Your Camera’s Color Profiles
Start out by looking at the various camera profiles you’ve got on your camera. They may be called things like Velvia, Vivid, Landscape, Deep, etc. Lots of cameras have the option of building on these profiles. If you do so, max out the saturation to your desire and bump the contrast a tad. This will make the images pop more with color.
For years, it was thought that the edits you make here only apply to the JPEG files. But that’s not so true anymore. You can do more in Adobe Lightroom, but you’ll get the maximum benefit from Capture One in most cases. Fujifilm profiles apply to most of their modern cameras. Canon’s profiles also apply for the most part. So too do Sony’s, Nikon’s, and Leica’s. Indeed, those JPEG-only days are mostly over.
Not for nothing, but there’s also no problem with being a JPEG shooter. It just means you’re more skilled.
A Polarizing Filter
Here’s a trick people don’t think about: using a Polarizing filter. Photographers think all a Polarizing filter offers is the dehaze effect. But that’s not totally true: it also adds contrast and boosts the colors in a scene. Granted, in some cases, it will cut down on a stop of light. But you can easily compensate for that in digital photography. Using a Polarizing filter on the highest effect will yield you more vivid colors. It’s only one reason why they’re so popular with landscape photographers photographing water bodies.
A Flash and Overpowering Natural Light
My favorite tip of all has to do with using a flash. Essentially, you have to overpower natural light and make your flash the dominant light source. In the image above, I overpowered the natural lighting. To do that, remember this combination:
- Shutter speed controls the ambient light
- Aperture controls the effects of the flash
- ISO controls the overall sensitivity of the scene
There are two ways this can work.
- High-speed sync: This lets you shoot at a faster shutter speed and kill more ambient light.

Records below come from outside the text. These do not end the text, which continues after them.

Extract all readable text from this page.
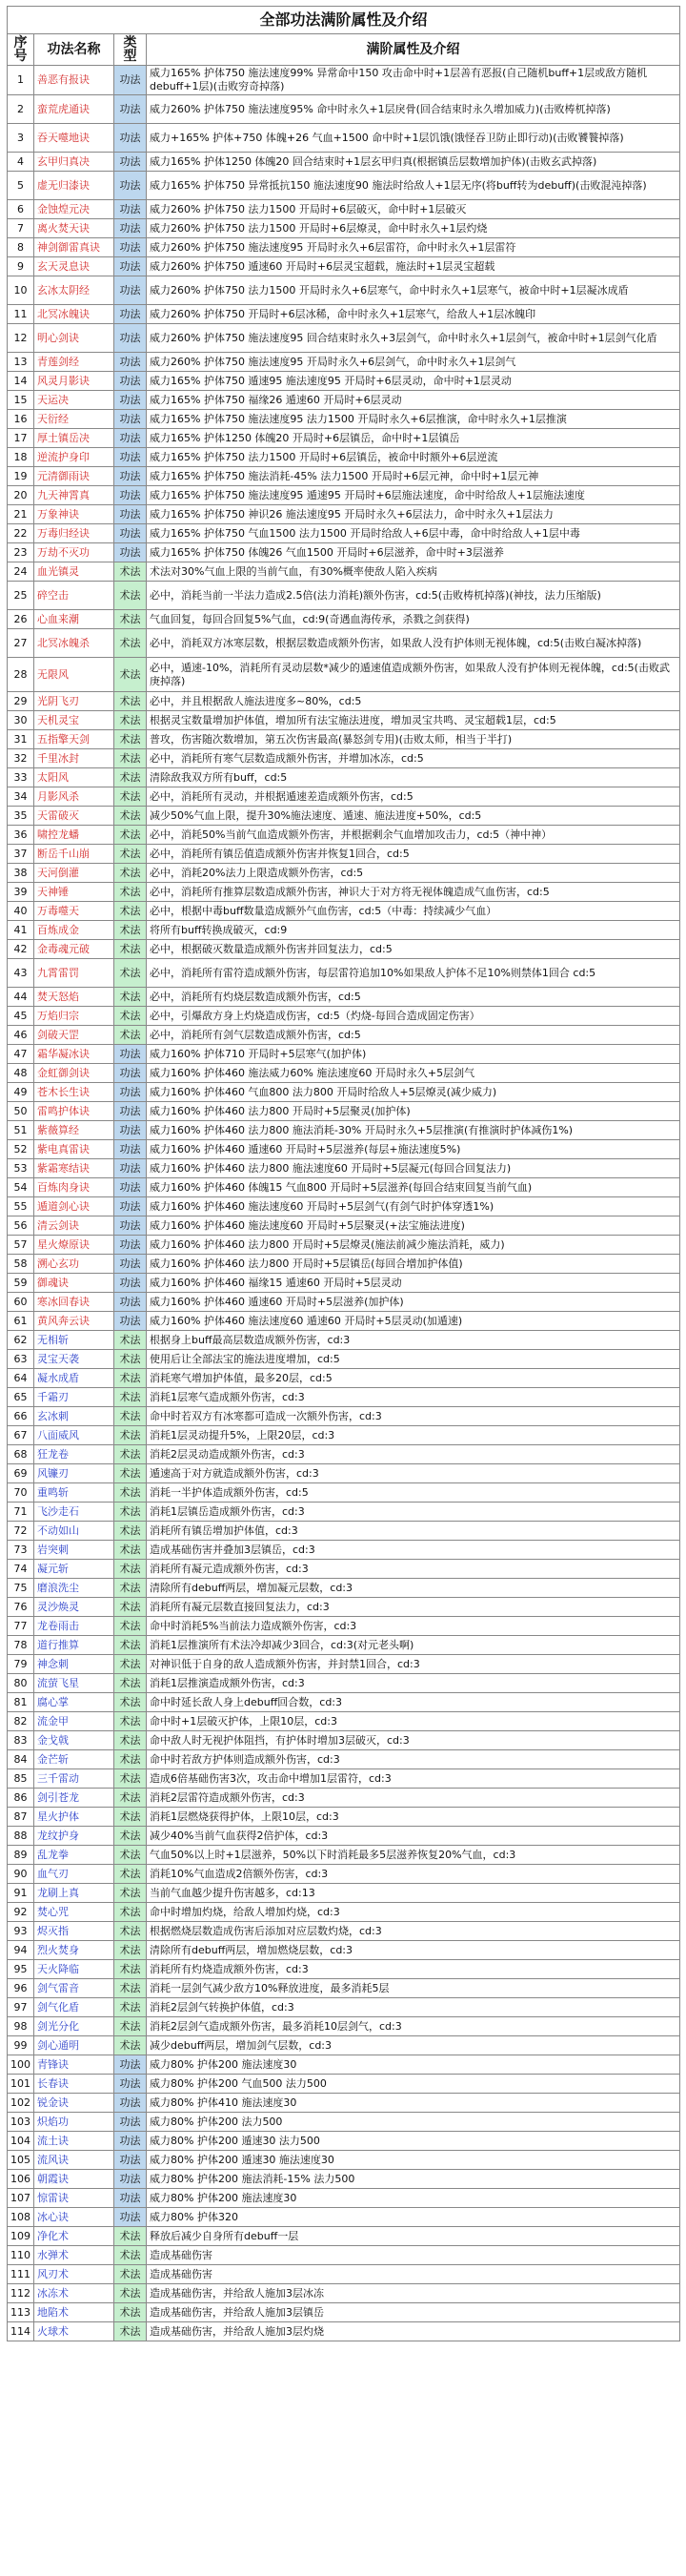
全部功法满阶属性及介绍			
序号	功法名称	类型	满阶属性及介绍
1	善恶有报诀	功法	威力165% 护体750 施法速度99% 异常命中150 攻击命中时+1层善有恶报(自己随机buff+1层或敌方随机debuff+1层)(击败穷奇掉落)
2	蛮荒虎通诀	功法	威力260% 护体750 施法速度95% 命中时永久+1层戾骨(回合结束时永久增加威力)(击败梼杌掉落)
3	吞天噬地诀	功法	威力+165% 护体+750 体魄+26 气血+1500 命中时+1层饥饿(饿怪吞卫防止即行动)(击败饕餮掉落)
4	玄甲归真决	功法	威力165% 护体1250 体魄20 回合结束时+1层玄甲归真(根据镇岳层数增加护体)(击败玄武掉落)
5	虚无归漆诀	功法	威力165% 护体750 异常抵抗150 施法速度90 施法时给敌人+1层无序(将buff转为debuff)(击败混沌掉落)
6	金蚀煌元决	功法	威力260% 护体750 法力1500 开局时+6层破灭，命中时+1层破灭
7	离火焚天诀	功法	威力260% 护体750 法力1500 开局时+6层燎灵，命中时永久+1层灼烧
8	神剑御雷真诀	功法	威力260% 护体750 施法速度95 开局时永久+6层雷符，命中时永久+1层雷符
9	玄天灵息诀	功法	威力260% 护体750 遁速60 开局时+6层灵宝超载，施法时+1层灵宝超载
10	玄冰太阴经	功法	威力260% 护体750 法力1500 开局时永久+6层寒气，命中时永久+1层寒气，被命中时+1层凝冰成盾
11	北冥冰魄诀	功法	威力260% 护体750 开局时+6层冰稀，命中时永久+1层寒气，给敌人+1层冰魄印
12	明心剑诀	功法	威力260% 护体750 施法速度95 回合结束时永久+3层剑气，命中时永久+1层剑气，被命中时+1层剑气化盾
13	青莲剑经	功法	威力260% 护体750 施法速度95 开局时永久+6层剑气，命中时永久+1层剑气
14	风灵月影诀	功法	威力165% 护体750 遁速95 施法速度95 开局时+6层灵动，命中时+1层灵动
15	天运决	功法	威力165% 护体750 福缘26 遁速60 开局时+6层灵动
16	天衍经	功法	威力165% 护体750 施法速度95 法力1500 开局时永久+6层推演，命中时永久+1层推演
17	厚土镇岳决	功法	威力165% 护体1250 体魄20 开局时+6层镇岳，命中时+1层镇岳
18	逆流护身印	功法	威力165% 护体750 法力1500 开局时+6层镇岳，被命中时额外+6层逆流
19	元清御雨诀	功法	威力165% 护体750 施法消耗-45% 法力1500 开局时+6层元神，命中时+1层元神
20	九天神霄真	功法	威力165% 护体750 施法速度95 遁速95 开局时+6层施法速度，命中时给敌人+1层施法速度
21	万象神诀	功法	威力165% 护体750 神识26 施法速度95 开局时永久+6层法力，命中时永久+1层法力
22	万毒归经诀	功法	威力165% 护体750 气血1500 法力1500 开局时给敌人+6层中毒，命中时给敌人+1层中毒
23	万劫不灭功	功法	威力165% 护体750 体魄26 气血1500 开局时+6层滋养，命中时+3层滋养
24	血光镇灵	术法	术法对30%气血上限的当前气血，有30%概率使敌人陷入疾病
25	碎空击	术法	必中，消耗当前一半法力造成2.5倍(法力消耗)额外伤害，cd:5(击败梼杌掉落)(神技，法力压缩版)
26	心血来潮	术法	气血回复，每回合回复5%气血，cd:9(奇遇血海传承，杀戮之剑获得)
27	北冥冰魄杀	术法	必中，消耗双方冰寒层数，根据层数造成额外伤害，如果敌人没有护体则无视体魄，cd:5(击败白凝冰掉落)
28	无限风	术法	必中，遁速-10%，消耗所有灵动层数*减少的遁速值造成额外伤害，如果敌人没有护体则无视体魄，cd:5(击败武庚掉落)
29	光阴飞刃	术法	必中，并且根据敌人施法进度多~80%，cd:5
30	天机灵宝	术法	根据灵宝数量增加护体值，增加所有法宝施法进度，增加灵宝共鸣、灵宝超载1层，cd:5
31	五指擎天剑	术法	普攻，伤害随次数增加，第五次伤害最高(暴怒剑专用)(击败太师，相当于半打)
32	千里冰封	术法	必中，消耗所有寒气层数造成额外伤害，并增加冰冻，cd:5
33	太阳风	术法	清除敌我双方所有buff，cd:5
34	月影风杀	术法	必中，消耗所有灵动，并根据遁速差造成额外伤害，cd:5
35	天雷破灭	术法	减少50%气血上限，提升30%施法速度、遁速、施法进度+50%，cd:5
36	啸控龙蟠	术法	必中，消耗50%当前气血造成额外伤害，并根据剩余气血增加攻击力，cd:5（神中神）
37	断岳千山崩	术法	必中，消耗所有镇岳值造成额外伤害并恢复1回合，cd:5
38	天河倒灌	术法	必中，消耗20%法力上限造成额外伤害，cd:5
39	天神锤	术法	必中，消耗所有推算层数造成额外伤害，神识大于对方将无视体魄造成气血伤害，cd:5
40	万毒噬天	术法	必中，根据中毒buff数量造成额外气血伤害，cd:5（中毒：持续减少气血）
41	百炼成金	术法	将所有buff转换成破灭，cd:9
42	金毒魂元破	术法	必中，根据破灭数量造成额外伤害并回复法力，cd:5
43	九霄雷罚	术法	必中，消耗所有雷符造成额外伤害，每层雷符追加10%如果敌人护体不足10%则禁体1回合 cd:5
44	焚天怒焰	术法	必中，消耗所有灼烧层数造成额外伤害，cd:5
45	万焰归宗	术法	必中，引爆敌方身上灼烧造成伤害，cd:5（灼烧-每回合造成固定伤害）
46	剑破天罡	术法	必中，消耗所有剑气层数造成额外伤害，cd:5
47	霜华凝冰诀	功法	威力160% 护体710 开局时+5层寒气(加护体)
48	金虹御剑诀	功法	威力160% 护体460 施法威力60% 施法速度60 开局时永久+5层剑气
49	苍木长生诀	功法	威力160% 护体460 气血800 法力800 开局时给敌人+5层燎灵(减少威力)
50	雷鸣护体诀	功法	威力160% 护体460 法力800 开局时+5层聚灵(加护体)
51	紫薇算经	功法	威力160% 护体460 法力800 施法消耗-30% 开局时永久+5层推演(有推演时护体减伤1%)
52	紫电真雷诀	功法	威力160% 护体460 遁速60 开局时+5层滋养(每层+施法速度5%)
53	紫霜寒结诀	功法	威力160% 护体460 法力800 施法速度60 开局时+5层凝元(每回合回复法力)
54	百炼肉身诀	功法	威力160% 护体460 体魄15 气血800 开局时+5层滋养(每回合结束回复当前气血)
55	遁道剑心诀	功法	威力160% 护体460 施法速度60 开局时+5层剑气(有剑气时护体穿透1%)
56	清云剑诀	功法	威力160% 护体460 施法速度60 开局时+5层聚灵(+法宝施法进度)
57	星火燎原诀	功法	威力160% 护体460 法力800 开局时+5层燎灵(施法前减少施法消耗，威力)
58	溯心玄功	功法	威力160% 护体460 法力800 开局时+5层镇岳(每回合增加护体值)
59	御魂诀	功法	威力160% 护体460 福缘15 遁速60 开局时+5层灵动
60	寒冰回春诀	功法	威力160% 护体460 遁速60 开局时+5层滋养(加护体)
61	黄风奔云诀	功法	威力160% 护体460 施法速度60 遁速60 开局时+5层灵动(加遁速)
62	无相斩	术法	根据身上buff最高层数造成额外伤害，cd:3
63	灵宝天袭	术法	使用后让全部法宝的施法进度增加，cd:5
64	凝水成盾	术法	消耗寒气增加护体值，最多20层，cd:5
65	千霜刃	术法	消耗1层寒气造成额外伤害，cd:3
66	玄冰刺	术法	命中时若双方有冰寒都可造成一次额外伤害，cd:3
67	八面威风	术法	消耗1层灵动提升5%，上限20层，cd:3
68	狂龙卷	术法	消耗2层灵动造成额外伤害，cd:3
69	风镰刃	术法	遁速高于对方就造成额外伤害，cd:3
70	重鸣斩	术法	消耗一半护体造成额外伤害，cd:5
71	飞沙走石	术法	消耗1层镇岳造成额外伤害，cd:3
72	不动如山	术法	消耗所有镇岳增加护体值，cd:3
73	岩突刺	术法	造成基础伤害并叠加3层镇岳，cd:3
74	凝元斩	术法	消耗所有凝元造成额外伤害，cd:3
75	磨浪洗尘	术法	清除所有debuff两层，增加凝元层数，cd:3
76	灵沙焕灵	术法	消耗所有凝元层数直接回复法力，cd:3
77	龙卷雨击	术法	命中时消耗5%当前法力造成额外伤害，cd:3
78	道行推算	术法	消耗1层推演所有术法冷却减少3回合，cd:3(对元老头啊)
79	神念刺	术法	对神识低于自身的敌人造成额外伤害，并封禁1回合，cd:3
80	流萤飞星	术法	消耗1层推演造成额外伤害，cd:3
81	腐心掌	术法	命中时延长敌人身上debuff回合数，cd:3
82	流金甲	术法	命中时+1层破灭护体，上限10层，cd:3
83	金戈戟	术法	命中敌人时无视护体阻挡，有护体时增加3层破灭，cd:3
84	金芒斩	术法	命中时若敌方护体则造成额外伤害，cd:3
85	三千雷动	术法	造成6倍基础伤害3次，攻击命中增加1层雷符，cd:3
86	剑引苍龙	术法	消耗2层雷符造成额外伤害，cd:3
87	星火护体	术法	消耗1层燃烧获得护体，上限10层，cd:3
88	龙纹护身	术法	减少40%当前气血获得2倍护体，cd:3
89	乱龙拳	术法	气血50%以上时+1层滋养，50%以下时消耗最多5层滋养恢复20%气血，cd:3
90	血气刃	术法	消耗10%气血造成2倍额外伤害，cd:3
91	龙刷上真	术法	当前气血越少提升伤害越多，cd:13
92	焚心咒	术法	命中时增加灼烧，给敌人增加灼烧，cd:3
93	烬灭指	术法	根据燃烧层数造成伤害后添加对应层数灼烧，cd:3
94	烈火焚身	术法	清除所有debuff两层，增加燃烧层数，cd:3
95	天火降临	术法	消耗所有灼烧造成额外伤害，cd:3
96	剑气雷音	术法	消耗一层剑气减少敌方10%释放进度，最多消耗5层
97	剑气化盾	术法	消耗2层剑气转换护体值，cd:3
98	剑光分化	术法	消耗2层剑气造成额外伤害，最多消耗10层剑气，cd:3
99	剑心通明	术法	减少debuff两层，增加剑气层数，cd:3
100	青锋诀	功法	威力80% 护体200 施法速度30
101	长春诀	功法	威力80% 护体200 气血500 法力500
102	锐金诀	功法	威力80% 护体410 施法速度30
103	炽焰功	功法	威力80% 护体200 法力500
104	流土诀	功法	威力80% 护体200 遁速30 法力500
105	流风诀	功法	威力80% 护体200 遁速30 施法速度30
106	朝霞诀	功法	威力80% 护体200 施法消耗-15% 法力500
107	惊雷诀	功法	威力80% 护体200 施法速度30
108	冰心诀	功法	威力80% 护体320
109	净化术	术法	释放后减少自身所有debuff一层
110	水弹术	术法	造成基础伤害
111	风刃术	术法	造成基础伤害
112	冰冻术	术法	造成基础伤害，并给敌人施加3层冰冻
113	地陷术	术法	造成基础伤害，并给敌人施加3层镇岳
114	火球术	术法	造成基础伤害，并给敌人施加3层灼烧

- Fast flash duration: Typically only possible with studio strobes that also end up killing ambient light if you’re at max flash sync shutter speed.
The way this works is by creating a more high-contrast image. You’re killing the ambient light (making it darker) and then introducing a new key light (making it brighter); the two work against each other. But it can make more vivid colors with the right settings.